Williams said lawns and developers should concern the public in regard to water use.
“I think if we want to point the finger at something, it should be all of these lawns that we have,” Fassnacht said. “I’m not saying let’s get rid of every last piece of lawn, but let’s be a lot more strategic.”
This is not a new idea. Nevada has begun to remove lawns, and the City of Fort Collins has an initiative to encourage xeriscaping, the replacement of lawn with local plants that fare better in drought conditions. Participating in these programs and educating yourself, Williams said, are some of the best ways to get involved. However, the average citizen can’t simply stop watering their lawn and expect the drought to no longer exist.

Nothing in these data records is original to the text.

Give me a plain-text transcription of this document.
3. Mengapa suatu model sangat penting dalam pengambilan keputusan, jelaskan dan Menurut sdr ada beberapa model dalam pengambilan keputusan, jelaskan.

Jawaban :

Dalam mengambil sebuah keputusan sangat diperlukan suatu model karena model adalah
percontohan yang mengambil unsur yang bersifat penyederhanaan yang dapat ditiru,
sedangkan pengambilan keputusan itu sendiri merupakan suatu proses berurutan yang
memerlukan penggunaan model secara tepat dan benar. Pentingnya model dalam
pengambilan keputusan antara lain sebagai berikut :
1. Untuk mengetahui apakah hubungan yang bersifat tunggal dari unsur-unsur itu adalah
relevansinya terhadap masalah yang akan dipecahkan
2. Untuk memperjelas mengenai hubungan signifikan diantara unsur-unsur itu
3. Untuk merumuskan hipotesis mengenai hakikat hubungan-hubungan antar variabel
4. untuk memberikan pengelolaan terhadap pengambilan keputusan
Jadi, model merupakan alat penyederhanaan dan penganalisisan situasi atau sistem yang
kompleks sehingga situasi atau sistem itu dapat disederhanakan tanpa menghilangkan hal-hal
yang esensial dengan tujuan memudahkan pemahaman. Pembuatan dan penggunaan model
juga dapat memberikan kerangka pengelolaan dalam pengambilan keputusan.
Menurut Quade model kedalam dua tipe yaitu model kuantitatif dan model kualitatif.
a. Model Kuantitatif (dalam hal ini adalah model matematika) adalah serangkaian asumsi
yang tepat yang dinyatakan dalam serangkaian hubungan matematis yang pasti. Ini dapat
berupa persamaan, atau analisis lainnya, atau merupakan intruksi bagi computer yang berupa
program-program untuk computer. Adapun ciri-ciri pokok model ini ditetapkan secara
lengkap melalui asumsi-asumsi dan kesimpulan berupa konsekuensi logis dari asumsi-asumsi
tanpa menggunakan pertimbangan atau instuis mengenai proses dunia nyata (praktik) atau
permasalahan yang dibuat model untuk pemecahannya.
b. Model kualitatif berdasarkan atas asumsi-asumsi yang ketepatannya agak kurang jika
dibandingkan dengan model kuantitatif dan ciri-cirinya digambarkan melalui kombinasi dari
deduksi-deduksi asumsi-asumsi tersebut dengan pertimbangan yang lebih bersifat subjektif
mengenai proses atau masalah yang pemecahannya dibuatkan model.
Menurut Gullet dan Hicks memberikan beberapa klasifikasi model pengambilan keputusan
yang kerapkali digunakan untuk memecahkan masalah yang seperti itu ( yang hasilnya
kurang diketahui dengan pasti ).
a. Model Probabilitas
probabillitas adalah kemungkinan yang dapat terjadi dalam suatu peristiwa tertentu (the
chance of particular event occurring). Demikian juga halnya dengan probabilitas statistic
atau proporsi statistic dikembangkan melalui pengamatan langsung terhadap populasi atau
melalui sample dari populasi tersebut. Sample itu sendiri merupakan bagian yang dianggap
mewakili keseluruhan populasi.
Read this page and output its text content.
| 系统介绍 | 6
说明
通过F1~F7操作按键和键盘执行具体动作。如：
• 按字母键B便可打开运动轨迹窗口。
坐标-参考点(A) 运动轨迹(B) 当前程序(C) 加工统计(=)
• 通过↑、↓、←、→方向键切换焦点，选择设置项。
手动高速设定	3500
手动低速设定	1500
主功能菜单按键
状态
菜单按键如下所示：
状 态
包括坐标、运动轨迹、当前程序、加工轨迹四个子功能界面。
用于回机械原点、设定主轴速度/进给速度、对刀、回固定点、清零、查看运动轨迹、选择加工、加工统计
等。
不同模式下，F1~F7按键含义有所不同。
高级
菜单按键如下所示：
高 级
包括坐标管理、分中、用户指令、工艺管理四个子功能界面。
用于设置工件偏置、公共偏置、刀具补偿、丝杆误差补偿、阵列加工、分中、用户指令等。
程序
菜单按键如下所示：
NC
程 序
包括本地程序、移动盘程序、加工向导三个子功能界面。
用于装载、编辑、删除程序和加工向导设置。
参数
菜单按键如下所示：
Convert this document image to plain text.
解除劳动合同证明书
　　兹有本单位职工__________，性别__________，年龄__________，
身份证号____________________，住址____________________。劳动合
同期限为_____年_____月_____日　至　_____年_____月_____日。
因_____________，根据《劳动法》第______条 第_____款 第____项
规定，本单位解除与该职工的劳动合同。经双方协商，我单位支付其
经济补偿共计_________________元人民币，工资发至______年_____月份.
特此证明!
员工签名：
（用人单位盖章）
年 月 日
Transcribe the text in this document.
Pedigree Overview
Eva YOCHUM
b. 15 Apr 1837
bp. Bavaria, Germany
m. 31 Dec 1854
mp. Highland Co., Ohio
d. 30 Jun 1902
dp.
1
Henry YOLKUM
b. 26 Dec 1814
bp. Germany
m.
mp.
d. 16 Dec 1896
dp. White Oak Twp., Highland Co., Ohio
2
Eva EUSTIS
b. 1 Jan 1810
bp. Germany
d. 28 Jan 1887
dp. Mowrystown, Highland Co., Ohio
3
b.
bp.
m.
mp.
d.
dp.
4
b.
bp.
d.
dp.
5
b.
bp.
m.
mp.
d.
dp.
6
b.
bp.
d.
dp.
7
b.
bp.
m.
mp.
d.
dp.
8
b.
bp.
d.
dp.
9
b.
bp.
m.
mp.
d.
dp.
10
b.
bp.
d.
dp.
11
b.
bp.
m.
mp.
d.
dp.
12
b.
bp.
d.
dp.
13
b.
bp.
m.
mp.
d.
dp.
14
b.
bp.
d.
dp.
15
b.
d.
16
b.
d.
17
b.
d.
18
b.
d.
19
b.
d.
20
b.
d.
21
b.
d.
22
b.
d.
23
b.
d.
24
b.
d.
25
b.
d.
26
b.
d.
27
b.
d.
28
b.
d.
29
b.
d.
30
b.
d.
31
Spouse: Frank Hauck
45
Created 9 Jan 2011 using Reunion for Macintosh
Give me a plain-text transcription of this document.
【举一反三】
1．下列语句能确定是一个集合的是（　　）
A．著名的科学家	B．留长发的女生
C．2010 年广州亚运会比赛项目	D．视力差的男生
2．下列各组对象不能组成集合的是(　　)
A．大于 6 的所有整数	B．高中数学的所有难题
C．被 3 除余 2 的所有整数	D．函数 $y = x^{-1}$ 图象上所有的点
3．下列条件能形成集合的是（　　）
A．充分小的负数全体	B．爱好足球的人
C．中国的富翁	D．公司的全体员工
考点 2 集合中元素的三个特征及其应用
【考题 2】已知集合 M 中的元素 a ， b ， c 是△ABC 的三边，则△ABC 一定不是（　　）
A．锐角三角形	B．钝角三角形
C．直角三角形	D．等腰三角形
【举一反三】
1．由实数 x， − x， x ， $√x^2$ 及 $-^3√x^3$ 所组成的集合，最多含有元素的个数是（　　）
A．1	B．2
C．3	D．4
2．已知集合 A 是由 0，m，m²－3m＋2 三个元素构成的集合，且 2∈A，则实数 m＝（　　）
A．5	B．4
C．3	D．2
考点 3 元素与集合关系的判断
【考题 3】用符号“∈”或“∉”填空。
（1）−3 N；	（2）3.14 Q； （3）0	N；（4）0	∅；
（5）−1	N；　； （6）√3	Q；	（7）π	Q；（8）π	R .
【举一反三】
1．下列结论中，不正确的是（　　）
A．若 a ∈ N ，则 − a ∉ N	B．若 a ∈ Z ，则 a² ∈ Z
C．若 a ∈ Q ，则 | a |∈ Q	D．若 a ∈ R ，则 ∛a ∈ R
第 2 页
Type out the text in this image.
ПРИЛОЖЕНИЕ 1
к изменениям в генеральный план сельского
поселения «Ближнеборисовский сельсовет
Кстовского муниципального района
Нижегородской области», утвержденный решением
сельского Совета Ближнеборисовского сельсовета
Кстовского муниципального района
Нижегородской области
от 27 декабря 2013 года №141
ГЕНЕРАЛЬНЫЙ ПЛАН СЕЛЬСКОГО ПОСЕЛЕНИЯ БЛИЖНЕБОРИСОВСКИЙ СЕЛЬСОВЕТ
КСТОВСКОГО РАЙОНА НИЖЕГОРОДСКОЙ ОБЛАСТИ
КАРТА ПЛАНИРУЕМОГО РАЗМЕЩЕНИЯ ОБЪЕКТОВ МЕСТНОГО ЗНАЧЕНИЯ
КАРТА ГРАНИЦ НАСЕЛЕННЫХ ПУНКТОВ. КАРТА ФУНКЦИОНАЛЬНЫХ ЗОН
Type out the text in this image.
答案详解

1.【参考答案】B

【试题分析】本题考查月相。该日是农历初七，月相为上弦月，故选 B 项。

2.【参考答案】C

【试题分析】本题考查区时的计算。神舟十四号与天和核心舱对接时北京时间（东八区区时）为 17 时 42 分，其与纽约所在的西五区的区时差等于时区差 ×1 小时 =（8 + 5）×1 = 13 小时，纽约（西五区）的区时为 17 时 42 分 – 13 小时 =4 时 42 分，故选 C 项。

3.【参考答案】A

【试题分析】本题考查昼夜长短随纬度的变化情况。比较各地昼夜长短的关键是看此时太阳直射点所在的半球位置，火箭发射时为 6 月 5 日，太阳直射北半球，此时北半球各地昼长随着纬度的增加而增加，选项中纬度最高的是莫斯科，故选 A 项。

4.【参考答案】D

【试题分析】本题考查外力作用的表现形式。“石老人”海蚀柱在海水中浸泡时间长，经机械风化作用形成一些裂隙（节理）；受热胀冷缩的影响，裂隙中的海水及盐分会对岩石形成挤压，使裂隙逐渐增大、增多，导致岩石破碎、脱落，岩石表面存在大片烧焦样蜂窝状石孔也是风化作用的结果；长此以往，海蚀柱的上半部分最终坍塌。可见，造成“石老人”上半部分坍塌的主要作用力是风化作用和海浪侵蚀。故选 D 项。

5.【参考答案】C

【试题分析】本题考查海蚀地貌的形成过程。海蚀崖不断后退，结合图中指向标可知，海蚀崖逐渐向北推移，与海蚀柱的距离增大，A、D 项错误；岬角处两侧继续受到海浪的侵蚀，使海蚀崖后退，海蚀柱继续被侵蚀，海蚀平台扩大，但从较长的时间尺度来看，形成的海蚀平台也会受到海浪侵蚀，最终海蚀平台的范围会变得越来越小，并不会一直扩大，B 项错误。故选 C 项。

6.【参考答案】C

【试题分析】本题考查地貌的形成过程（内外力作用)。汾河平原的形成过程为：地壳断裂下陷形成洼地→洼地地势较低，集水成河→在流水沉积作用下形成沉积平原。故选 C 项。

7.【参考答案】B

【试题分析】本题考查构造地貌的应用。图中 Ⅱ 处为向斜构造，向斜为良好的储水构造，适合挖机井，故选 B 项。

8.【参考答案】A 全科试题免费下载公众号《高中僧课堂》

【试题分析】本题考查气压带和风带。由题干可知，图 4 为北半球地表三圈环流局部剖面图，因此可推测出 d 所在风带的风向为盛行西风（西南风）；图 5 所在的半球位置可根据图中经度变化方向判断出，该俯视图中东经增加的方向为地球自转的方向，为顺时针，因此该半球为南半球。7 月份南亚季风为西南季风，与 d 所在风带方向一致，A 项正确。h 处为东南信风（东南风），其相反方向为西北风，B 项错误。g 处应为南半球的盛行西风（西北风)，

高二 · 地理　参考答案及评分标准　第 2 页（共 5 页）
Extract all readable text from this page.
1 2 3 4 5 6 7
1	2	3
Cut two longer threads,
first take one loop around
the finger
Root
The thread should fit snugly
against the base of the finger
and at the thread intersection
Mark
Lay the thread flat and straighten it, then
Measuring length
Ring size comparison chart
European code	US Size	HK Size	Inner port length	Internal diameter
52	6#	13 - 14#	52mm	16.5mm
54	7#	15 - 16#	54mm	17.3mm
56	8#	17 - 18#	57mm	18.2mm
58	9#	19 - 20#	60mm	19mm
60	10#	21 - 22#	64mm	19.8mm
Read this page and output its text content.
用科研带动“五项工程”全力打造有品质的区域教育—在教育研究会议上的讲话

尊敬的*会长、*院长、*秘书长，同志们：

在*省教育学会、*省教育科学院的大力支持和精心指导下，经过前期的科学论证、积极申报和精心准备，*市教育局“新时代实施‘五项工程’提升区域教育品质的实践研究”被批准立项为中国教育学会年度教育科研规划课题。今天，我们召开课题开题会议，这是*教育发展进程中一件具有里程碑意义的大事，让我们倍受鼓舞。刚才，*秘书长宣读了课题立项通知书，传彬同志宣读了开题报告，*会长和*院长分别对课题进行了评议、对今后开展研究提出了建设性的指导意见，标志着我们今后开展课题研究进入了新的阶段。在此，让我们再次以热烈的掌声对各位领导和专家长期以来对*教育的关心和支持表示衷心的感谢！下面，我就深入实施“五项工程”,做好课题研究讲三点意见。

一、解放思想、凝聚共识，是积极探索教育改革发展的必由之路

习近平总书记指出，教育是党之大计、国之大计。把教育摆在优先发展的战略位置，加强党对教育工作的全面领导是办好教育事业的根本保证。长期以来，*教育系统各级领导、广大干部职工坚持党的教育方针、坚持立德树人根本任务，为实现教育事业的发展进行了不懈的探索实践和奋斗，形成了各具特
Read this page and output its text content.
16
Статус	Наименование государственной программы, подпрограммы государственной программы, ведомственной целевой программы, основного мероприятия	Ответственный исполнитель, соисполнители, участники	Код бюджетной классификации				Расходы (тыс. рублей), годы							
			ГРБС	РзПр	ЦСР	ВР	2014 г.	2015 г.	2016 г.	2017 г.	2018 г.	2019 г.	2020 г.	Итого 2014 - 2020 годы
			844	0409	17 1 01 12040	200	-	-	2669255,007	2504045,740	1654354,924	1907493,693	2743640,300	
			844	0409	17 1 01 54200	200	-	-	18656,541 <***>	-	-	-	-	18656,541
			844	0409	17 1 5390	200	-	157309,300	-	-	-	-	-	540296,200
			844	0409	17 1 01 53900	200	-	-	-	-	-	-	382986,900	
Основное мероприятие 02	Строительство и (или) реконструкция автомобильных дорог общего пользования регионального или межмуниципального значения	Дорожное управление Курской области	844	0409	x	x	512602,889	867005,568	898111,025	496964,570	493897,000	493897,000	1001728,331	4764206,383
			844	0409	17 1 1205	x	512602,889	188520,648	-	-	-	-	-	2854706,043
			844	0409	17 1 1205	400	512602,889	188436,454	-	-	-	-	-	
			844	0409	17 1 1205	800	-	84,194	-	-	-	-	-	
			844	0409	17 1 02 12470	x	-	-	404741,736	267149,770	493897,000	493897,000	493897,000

“I don’t know if this can be really driven at the individual level,” Laituri said. “Yes, it makes us feel good to do things that we feel are contributing. … Will that be enough? It’s the larger water users that are going to have to really come to the table.”
We cannot continue to live in a world wherein wealthy citizens and major celebrities can abuse their water allocations while others go without access to clean water at all. The issue of water scarcity is an elaborate entanglement of social justice and environmental concern, meaning the resource must first be treated like a necessity before it can be allocated for luxury.
“There’s 30 federally recognized (Indigenous) tribes across the lower basin that should have access to water, and many other reservations actually don’t have running water,” Laituri said. “Assuring that they have access to that resource is part of this conversation.”
Indigenous groups were not included in the Colorado River Compact, and as some of the most prominent advocates of water rights, they have a lot to contribute to the conversation.
Indigenous groups are not the only population to be considered as water rights are negotiated. Laituri emphasized new populations coming to Fort Collins should be considered.
Laituri said if we want to conserve water, we need to consider the state’s capacity when developing. We need to consider if we can house more people and if it’s responsible to continue this growth in population.
While the concerns around the river are complex and still not fully understood, that doesn’t mean action isn’t being taken. And it doesn’t mean there aren’t any solutions.
“Please be curious,” Williams said. “No question is (a) dumb question.”